Uma vizinha minha me confessou que se masturba pensando nele e que as caspas
espessas da sua cabeça ficam cravadas nas unhas dela. "Todo intelectual
tem caspa", disse-me uma vez.
Não
concordei, eu tenho caspa e não sou intelectual. As pessoas adoram
estereótipos. Cada um com o seu cada um, caralho!!! Não vou fugir mais,
vou me declarar para ela. Mas se o namorado metido dela estiver lá, que se
foda!!!!!!!!!! Meto porrada no filho da puta!!!!
Mas
ela é budista e não come carne vermelha. Vai sentir nojo de mim. Levo duas
horas para chegar ao seu apartamento aconchegante. Eu moro distante de tudo.
Demoro quarenta a duas horas para chegar nos lugares. Na janela do apartamento
dá pra ver a praia, será que ela transa com namorado de janela aberta?

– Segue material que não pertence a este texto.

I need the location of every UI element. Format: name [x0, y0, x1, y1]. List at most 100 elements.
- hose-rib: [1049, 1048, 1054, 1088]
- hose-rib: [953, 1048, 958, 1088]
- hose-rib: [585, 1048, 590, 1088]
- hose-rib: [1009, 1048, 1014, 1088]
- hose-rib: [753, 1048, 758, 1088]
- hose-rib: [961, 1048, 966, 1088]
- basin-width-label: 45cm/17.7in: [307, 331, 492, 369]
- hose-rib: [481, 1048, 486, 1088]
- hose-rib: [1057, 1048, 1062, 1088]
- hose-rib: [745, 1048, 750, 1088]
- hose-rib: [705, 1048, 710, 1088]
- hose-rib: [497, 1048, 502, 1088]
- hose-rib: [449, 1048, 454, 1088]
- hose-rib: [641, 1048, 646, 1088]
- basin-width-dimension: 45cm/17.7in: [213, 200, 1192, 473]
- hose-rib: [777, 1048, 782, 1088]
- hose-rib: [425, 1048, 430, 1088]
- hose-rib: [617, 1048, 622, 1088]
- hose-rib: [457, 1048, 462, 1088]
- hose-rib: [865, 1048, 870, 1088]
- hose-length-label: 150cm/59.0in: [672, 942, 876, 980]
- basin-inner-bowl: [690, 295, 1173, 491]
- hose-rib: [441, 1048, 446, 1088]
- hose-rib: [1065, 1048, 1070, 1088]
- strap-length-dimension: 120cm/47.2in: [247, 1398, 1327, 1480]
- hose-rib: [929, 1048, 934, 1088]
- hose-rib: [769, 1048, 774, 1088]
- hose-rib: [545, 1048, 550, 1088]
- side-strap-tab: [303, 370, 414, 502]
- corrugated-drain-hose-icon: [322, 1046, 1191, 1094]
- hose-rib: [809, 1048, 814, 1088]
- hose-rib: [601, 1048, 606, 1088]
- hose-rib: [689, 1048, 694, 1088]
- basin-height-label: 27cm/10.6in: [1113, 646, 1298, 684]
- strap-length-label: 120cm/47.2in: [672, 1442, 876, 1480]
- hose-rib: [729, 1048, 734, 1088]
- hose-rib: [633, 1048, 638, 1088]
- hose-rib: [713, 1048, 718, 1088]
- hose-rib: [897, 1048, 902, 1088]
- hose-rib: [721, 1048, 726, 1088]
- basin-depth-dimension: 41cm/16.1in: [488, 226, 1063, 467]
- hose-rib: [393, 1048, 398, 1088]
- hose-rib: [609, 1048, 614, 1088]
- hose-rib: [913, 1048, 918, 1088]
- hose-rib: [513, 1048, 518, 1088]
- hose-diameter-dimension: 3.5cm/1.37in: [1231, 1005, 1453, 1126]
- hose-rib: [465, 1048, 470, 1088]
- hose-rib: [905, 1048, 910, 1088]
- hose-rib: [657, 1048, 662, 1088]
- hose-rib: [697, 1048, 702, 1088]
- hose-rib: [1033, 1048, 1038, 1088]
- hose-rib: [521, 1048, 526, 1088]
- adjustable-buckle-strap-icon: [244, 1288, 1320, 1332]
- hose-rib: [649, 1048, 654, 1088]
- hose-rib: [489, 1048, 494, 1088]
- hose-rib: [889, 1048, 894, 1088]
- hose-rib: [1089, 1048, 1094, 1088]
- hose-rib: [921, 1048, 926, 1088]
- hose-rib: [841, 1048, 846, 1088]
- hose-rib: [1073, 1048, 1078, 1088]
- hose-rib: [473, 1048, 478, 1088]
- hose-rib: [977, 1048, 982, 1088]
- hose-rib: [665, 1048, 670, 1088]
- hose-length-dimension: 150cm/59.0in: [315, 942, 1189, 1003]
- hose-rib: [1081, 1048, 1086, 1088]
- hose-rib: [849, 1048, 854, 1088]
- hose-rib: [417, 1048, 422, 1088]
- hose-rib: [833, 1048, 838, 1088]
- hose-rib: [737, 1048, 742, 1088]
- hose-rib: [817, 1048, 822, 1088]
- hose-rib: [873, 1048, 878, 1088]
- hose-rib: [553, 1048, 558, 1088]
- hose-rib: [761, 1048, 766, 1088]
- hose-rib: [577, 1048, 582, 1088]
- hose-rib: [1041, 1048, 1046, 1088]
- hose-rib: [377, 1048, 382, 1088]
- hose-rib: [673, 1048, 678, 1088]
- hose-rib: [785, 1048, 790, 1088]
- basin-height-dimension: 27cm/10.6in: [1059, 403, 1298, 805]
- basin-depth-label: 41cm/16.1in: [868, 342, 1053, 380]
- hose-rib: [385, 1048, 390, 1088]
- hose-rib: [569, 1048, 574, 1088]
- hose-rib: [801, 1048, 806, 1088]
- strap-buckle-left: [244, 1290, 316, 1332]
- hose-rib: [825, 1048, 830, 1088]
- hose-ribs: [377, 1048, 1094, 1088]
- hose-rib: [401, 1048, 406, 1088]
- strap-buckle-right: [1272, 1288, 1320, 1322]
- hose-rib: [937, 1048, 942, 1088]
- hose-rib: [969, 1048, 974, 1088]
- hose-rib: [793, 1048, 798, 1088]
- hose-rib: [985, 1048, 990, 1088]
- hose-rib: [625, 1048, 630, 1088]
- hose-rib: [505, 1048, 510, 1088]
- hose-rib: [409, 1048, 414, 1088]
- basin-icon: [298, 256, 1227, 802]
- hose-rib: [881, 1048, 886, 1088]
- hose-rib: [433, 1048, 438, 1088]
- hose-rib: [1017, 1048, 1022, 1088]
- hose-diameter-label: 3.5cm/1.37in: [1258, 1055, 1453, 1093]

Não posso ficar pensando nessas coisas. A REVISORA: é o título do romance
que quero escrever, mas não posso dar para ela corrigir. Vai descobrir a paixão
e os desejos baixos que sinto por ela. FODA-SE!!!!!!!!!!! Vou mostrar. Primeiro
tenho que revisar, antes. Não!!! Entrego assim mesmo...
Alguns meses depois:
G. saiu para caminhar. S. deixou um
recado na secretária eletrônica:
–
G. você sumiu? Você deixou um texto e nunca mais voltou. Aliás, gostei muito
dele. Confesso, que não gostava muito do que escrevia, mas eu não sei o por
quê, esse romance me tocou bastante. Lógico que precisa de muitos ajustes. Você
ainda coloca muitos pronomes possessivos. Precisa cortar alguns excessos para
que o texto seja mais fluído. Necessita também escolher mais as palavras, não
as repetir tanto. O B. está na França, fazendo um mestrado em Sorbonne. Se você
puder, poderíamos conversar um pouco. Que tal às dez da noite na minha casa. A
gente pode ver algum filme ou conversar sobre sua produção literária. Comprei
um empadão de soja divino, que sempre encomendo de
um restaurante aqui perto de casa. Me liga, beijos.
*
Eduardo Oliveira Freire é formado em Ciências Sociais
pela Universidade Federal Fluminense, está cursando Pós Graduação em Jornalismo Cultural
na Estácio de Sá e é aspirante a escritor
A noite promete, e você já é escritor. Peça a Pedro para retirar esta de "aspirante". Querer melhorar é um desejo de todos nós. Como temos visto aqui, rigor científico na escrita torna o resultado desagradável, e reduz em número quem tem a capacidade de entender. No meio da análise da revisora surge: "Como desejo rasgar seu vestido levemente transparente..."Adorei!